THOUSANDS OF WATERLILIES ON THE FALL RIVER
Thousands of waterlilies on the Fall River
Many petals open.
One flower blooms.
The moon.
Going through her phases
like the eyelids of a faithful lover
waiting at her windowpane
as the sun goes down beyond the hills in vain.
Loosestrife golden rod Queen Ann’s Lace
there are flowers all over the place
constellations of New England asters and blue chicory
glowing all the way down to the bank
as if the spirit of water
had poured itself out in the night
and rooted the light in the earth
like a place to belong for awhile.
Venus low in the west
and the Swan and the Eagle and the Lyre
heading south already along the Road of Ghosts
that everyone walks alone.
Darkness approaching.
The sky is urgent with stars.
A crow casts its shadow on the moon.
Gone.
My blood is enraptured
by the stealth of a secret lover
hunting along the river’s edge
with an appetite for life on the nightshift.
The water moves on.
I sit with the rocks along the shore
very quiet and still
and listen to the same stories I’ve heard before
about rushing precipitously into things
like a universe.
Creation takes place on the blind-side
in the flash of a cosmic thought
without hindsight.
But you’ll lose your eyes
if you stare too long at that.
Better to look at it star by star
flower by flower
face by face
life by life
as if there were only so much time
and then there was forever.
The only place to look for cosmic origins
is in the details.
You can see the motherlode
in every nugget of gold
you pan from the mindstream
like a mountain of thought
from three and a half pounds of brain.
The stars know about mining.
The past is just the future history of shining.

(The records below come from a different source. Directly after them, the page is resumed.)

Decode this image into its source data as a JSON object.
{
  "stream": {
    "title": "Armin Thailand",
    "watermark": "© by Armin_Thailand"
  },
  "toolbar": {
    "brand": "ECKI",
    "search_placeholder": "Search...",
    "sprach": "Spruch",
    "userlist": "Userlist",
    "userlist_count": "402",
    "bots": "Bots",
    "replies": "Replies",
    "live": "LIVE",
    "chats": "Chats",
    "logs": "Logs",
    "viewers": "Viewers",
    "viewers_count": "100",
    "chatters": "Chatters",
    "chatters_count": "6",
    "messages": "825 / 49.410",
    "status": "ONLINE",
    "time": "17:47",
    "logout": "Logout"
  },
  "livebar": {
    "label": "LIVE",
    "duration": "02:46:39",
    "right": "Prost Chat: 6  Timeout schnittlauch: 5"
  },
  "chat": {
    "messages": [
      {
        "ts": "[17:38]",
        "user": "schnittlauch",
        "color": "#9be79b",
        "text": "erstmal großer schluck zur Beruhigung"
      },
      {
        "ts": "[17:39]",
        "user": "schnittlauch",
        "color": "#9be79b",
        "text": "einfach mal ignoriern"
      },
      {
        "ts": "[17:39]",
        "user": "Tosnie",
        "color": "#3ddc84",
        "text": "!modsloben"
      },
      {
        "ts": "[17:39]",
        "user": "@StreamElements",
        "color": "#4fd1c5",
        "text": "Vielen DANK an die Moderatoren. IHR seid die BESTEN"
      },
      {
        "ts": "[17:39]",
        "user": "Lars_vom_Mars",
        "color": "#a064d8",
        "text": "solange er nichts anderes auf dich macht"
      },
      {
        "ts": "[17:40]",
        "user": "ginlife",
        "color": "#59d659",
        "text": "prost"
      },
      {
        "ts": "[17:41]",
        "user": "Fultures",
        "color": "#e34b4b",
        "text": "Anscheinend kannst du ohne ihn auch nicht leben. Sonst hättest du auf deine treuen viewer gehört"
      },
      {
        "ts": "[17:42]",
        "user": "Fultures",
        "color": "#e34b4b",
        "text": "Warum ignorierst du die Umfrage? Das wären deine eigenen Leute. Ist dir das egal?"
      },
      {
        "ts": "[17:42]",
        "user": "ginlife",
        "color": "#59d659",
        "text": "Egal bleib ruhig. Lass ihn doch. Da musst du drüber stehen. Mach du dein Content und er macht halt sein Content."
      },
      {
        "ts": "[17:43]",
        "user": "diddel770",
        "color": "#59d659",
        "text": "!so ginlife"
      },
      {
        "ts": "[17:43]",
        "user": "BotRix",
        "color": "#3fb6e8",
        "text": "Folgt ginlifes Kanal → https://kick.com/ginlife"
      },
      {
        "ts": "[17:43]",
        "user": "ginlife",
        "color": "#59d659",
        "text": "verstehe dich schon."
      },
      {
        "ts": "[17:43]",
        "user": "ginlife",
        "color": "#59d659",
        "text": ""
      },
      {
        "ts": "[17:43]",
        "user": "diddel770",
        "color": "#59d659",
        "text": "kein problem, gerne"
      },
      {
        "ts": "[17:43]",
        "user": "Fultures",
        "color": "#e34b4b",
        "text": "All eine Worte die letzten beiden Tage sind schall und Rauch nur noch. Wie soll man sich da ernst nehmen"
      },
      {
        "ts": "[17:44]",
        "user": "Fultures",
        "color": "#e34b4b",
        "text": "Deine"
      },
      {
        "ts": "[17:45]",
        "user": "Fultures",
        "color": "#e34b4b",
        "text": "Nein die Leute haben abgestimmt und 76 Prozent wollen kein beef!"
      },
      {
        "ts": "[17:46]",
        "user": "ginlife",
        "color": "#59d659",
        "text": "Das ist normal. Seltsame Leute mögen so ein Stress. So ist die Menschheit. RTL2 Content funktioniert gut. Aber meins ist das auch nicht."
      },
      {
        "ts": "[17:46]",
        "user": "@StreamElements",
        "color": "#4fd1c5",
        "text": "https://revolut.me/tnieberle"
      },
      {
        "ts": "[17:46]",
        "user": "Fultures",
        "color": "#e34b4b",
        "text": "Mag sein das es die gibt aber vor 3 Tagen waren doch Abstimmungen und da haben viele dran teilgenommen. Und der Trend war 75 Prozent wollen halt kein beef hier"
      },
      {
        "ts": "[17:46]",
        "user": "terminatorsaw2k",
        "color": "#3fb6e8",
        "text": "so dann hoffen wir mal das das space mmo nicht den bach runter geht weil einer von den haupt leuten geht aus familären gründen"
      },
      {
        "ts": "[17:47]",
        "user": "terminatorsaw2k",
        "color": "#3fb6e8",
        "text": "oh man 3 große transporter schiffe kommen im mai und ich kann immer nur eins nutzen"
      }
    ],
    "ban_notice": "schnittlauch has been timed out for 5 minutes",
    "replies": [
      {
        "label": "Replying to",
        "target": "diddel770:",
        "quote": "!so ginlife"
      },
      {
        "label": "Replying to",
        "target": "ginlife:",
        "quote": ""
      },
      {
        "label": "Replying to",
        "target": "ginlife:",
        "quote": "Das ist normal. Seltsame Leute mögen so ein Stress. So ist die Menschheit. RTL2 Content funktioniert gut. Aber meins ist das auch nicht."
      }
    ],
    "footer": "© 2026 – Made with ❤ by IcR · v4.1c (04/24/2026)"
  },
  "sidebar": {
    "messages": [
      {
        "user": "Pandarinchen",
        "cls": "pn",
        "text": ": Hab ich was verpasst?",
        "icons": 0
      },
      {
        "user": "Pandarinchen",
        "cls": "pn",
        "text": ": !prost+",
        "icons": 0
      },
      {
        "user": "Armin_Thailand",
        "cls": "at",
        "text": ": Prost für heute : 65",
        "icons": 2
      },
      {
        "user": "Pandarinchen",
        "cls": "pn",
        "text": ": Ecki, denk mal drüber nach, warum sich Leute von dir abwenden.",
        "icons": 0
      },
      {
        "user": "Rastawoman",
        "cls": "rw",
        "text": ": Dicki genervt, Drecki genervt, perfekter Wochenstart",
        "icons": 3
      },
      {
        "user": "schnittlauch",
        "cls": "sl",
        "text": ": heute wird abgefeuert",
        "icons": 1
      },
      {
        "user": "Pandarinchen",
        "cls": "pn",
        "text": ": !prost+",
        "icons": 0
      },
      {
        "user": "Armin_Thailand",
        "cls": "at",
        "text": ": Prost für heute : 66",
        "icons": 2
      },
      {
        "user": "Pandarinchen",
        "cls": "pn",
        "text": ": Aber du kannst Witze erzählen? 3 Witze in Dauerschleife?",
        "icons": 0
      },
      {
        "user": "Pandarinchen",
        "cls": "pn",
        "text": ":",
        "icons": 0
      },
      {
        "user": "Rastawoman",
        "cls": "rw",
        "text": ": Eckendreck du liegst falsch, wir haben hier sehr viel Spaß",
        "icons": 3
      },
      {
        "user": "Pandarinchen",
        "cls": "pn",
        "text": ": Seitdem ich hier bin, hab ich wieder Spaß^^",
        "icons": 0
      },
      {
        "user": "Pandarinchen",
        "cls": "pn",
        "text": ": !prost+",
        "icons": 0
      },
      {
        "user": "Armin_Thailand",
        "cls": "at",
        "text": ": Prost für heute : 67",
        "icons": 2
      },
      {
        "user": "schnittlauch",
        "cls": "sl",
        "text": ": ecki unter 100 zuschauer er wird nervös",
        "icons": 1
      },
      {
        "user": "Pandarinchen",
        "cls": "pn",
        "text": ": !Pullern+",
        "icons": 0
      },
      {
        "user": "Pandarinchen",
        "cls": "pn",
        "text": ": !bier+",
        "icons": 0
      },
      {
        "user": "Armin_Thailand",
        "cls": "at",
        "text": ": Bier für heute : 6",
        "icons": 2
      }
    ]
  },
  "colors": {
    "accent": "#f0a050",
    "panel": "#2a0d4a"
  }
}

If you don’t give off enough light and heat
you can’t give birth to the elements
that give shape to what you are.
Your light doesn’t reach out
to see that far.
You’re just space
that can’t get it together.
Ask the abyss what it is
and it will point to a star
like a luminous expression
of what it’s going through to find out.
Ask time
and it will say it used to know
but it forgot what it was all about
as soon as the first waterlilies came out.